Una reliquia di S. Rita da Cascia a Urbino

Domenica 5 maggio alle 18 arriverà a S. Domenico la reliquia di Santa Rita (vissuta tra il 1380 ed il 1457), portata dalla badessa del monastero di Cascia in persona, suor. Maria Rosa Bernardinis; ad accogliere la reliquia, l’Arcivescovo, il clero, i fedeli della città e dell’Arcidiocesi. Non si tratta della reliquia pellegrina di s. Rita, ma di un dono delle Agostiniane di Cascia alle consorelle d’Urbino. Piccolo, quanto prezioso, dal momento che non si tratta d’un oggetto posto a contatto con il corpo della santa, bensì d’un frammento osseo prelevato durante l’ultima ricognizione medica effettuata nel 1977 (si parla quindi di reliquia ex corpore o ex ossibus). Un fatto di tale portata non poteva rimanere limitato alla comunità monastica di S. Caterina in Urbino, e quindi è stato esteso all’intera Arcidiocesi.

Gli appuntamenti. La reliquia sarà accolta a S. Domenico dove il nostro vescovo la chiuderà nel reliquiario apponendovi il proprio sigillo. Al termine della Celebrazione Eucaristica, verrà portata in processione al monastero delle Agostiniane per rimanervi, per sempre! Fino a mercoledì 22, giorno della festa di s. Rita, la reliquia rimarrà esposta per la venerazione nella chiesa delle Agostiniane in via Saffi; eccezion fatta per venerdì 10, quando sarà portata all’ospedale di Urbino. Sono in programma altri momenti di preghiera e altri eventi per conoscere meglio la figura di questa santa, come indicato nella pubblicità diffusa in tutta la diocesi. La reliquia sarà il segno tangibile della vicinanza di s. Rita per tutti noi e per la nostra Chiesa locale. Per molti è già una presenza quasi familiare; la devozione verso di lei infatti non risente della crisi di fede né d’un calo di numeri, a dimostrazione del fatto che il sentimento religioso nella gente non è morto né assopito. E Rita è capace di rianimarlo perché non è solo una mistica o una taumaturga, con una vita segnata da prodigi.

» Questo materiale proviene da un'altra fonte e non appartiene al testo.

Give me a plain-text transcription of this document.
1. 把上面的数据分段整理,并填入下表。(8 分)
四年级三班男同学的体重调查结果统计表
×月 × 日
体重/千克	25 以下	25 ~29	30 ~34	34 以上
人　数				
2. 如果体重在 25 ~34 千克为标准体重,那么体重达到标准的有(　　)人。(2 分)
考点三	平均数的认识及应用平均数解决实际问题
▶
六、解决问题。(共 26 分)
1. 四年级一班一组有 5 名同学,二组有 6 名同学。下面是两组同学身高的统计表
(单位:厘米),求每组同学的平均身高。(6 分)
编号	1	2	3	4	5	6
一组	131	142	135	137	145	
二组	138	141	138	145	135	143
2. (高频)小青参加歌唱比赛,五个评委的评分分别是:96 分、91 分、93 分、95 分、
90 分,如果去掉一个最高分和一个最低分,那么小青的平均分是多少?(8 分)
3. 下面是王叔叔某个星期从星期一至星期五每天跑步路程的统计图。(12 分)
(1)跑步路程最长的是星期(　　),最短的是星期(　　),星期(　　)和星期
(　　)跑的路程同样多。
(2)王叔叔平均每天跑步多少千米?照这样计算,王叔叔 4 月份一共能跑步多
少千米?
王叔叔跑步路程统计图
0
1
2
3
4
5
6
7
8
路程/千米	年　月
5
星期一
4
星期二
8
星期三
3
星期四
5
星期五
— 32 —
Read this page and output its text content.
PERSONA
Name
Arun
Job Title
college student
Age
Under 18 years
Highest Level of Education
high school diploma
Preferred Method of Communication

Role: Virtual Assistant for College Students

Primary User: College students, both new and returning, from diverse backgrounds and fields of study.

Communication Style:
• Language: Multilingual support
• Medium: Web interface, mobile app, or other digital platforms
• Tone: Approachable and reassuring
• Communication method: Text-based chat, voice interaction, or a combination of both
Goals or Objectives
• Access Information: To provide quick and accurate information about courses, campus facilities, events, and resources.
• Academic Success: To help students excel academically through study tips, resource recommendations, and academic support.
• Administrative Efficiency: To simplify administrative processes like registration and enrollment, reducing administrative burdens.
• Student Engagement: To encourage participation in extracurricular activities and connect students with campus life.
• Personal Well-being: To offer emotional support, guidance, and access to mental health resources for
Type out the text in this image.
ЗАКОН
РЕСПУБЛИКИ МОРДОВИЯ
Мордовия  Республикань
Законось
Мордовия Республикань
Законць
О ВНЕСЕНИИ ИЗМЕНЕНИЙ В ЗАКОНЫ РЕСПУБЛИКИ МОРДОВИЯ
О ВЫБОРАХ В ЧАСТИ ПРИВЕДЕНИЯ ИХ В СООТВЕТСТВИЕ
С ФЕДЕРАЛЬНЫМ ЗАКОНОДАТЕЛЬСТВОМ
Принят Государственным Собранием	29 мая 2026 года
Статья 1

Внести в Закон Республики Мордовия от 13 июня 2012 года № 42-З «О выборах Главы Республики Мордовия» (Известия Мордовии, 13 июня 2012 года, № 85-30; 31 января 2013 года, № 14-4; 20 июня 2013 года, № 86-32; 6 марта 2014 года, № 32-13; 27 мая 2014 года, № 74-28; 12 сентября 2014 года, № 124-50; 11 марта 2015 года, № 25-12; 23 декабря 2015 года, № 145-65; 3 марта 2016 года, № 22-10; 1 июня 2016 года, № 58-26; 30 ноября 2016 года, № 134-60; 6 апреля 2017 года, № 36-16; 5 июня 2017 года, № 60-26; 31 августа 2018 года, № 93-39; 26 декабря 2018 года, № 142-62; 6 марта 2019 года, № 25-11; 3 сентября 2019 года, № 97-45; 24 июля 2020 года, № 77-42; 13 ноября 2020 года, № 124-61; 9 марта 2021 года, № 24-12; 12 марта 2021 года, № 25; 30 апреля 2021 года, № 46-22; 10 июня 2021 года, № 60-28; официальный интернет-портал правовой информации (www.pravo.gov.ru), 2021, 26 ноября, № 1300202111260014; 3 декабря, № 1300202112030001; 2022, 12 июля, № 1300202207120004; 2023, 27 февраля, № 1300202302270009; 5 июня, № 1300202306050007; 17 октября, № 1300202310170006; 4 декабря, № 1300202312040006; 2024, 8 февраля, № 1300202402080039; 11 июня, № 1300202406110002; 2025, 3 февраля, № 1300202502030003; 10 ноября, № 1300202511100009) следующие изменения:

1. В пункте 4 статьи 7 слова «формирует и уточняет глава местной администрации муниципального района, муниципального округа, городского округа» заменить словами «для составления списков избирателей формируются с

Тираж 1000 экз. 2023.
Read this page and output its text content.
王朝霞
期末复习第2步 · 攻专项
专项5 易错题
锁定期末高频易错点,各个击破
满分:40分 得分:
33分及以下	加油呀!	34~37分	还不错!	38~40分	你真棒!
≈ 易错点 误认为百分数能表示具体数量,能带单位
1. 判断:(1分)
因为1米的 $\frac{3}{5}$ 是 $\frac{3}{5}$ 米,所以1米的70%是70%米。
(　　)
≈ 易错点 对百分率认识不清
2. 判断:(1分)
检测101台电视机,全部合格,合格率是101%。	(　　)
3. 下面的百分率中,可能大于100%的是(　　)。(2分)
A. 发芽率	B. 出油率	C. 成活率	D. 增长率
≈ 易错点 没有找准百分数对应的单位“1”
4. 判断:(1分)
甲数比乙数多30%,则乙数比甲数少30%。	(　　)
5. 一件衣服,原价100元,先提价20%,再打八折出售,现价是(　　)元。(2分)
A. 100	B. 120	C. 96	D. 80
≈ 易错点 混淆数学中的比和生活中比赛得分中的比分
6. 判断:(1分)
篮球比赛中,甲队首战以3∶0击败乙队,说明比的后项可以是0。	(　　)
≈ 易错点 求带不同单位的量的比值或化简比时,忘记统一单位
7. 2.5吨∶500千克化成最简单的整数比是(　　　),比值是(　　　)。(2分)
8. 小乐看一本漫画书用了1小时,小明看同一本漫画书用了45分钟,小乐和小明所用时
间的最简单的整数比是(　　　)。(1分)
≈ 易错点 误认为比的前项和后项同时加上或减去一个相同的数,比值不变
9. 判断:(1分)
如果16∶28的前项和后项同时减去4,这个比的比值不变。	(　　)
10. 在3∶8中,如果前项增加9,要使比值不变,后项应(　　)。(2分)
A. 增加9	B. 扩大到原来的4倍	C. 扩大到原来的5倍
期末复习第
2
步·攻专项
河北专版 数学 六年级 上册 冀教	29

La vita della Santa. Prima di consacrarsi nel monastero agostiniano di Cascia, fu sposa, madre e vedova, sperimentando in tal modo la quotidianità della vita di famiglia con i suoi alti e bassi, gioie piccole e grandi, finché non le furono strappati gli affetti più cari, con l’assassinio del marito e la morte dei due figli a breve distanza. Cascia in quei tempi era insanguinata da continue faide e Paolo di Ferdinando Mancini, lo sposo di Rita, fu una delle numerose vittime. Nonostante la sofferenza, Rita scelse di non seguire la legge d’allora, che considerava la vendetta legittima, ma quella del Vangelo: pur conoscendo l’identità dell’omicida non ne rivelò mai il nome, prodigandosi addirittura per la pace tra le famiglie avversarie. Ci riuscì, e oggi Cascia è meta di continui pellegrinaggi, terra di preghiera anziché di violenza, dove una piccola donna – “gigante di santità” come la definì s. Giovanni Paolo II – riuscì a ribaltare le sorti d’una città e di molte vite, seminando qualcosa d’Altro nelle pieghe prosaiche e tragiche della storia. Ma non è forse quello che anche oggi cerca anche la maggior parte di noi? Forse è questo il motivo per cui la patrona dei “casi impossibili”, l’avvocata dei casi disperati, riesce a toccare i cuori, come fece con suo marito e con i suoi concittadini.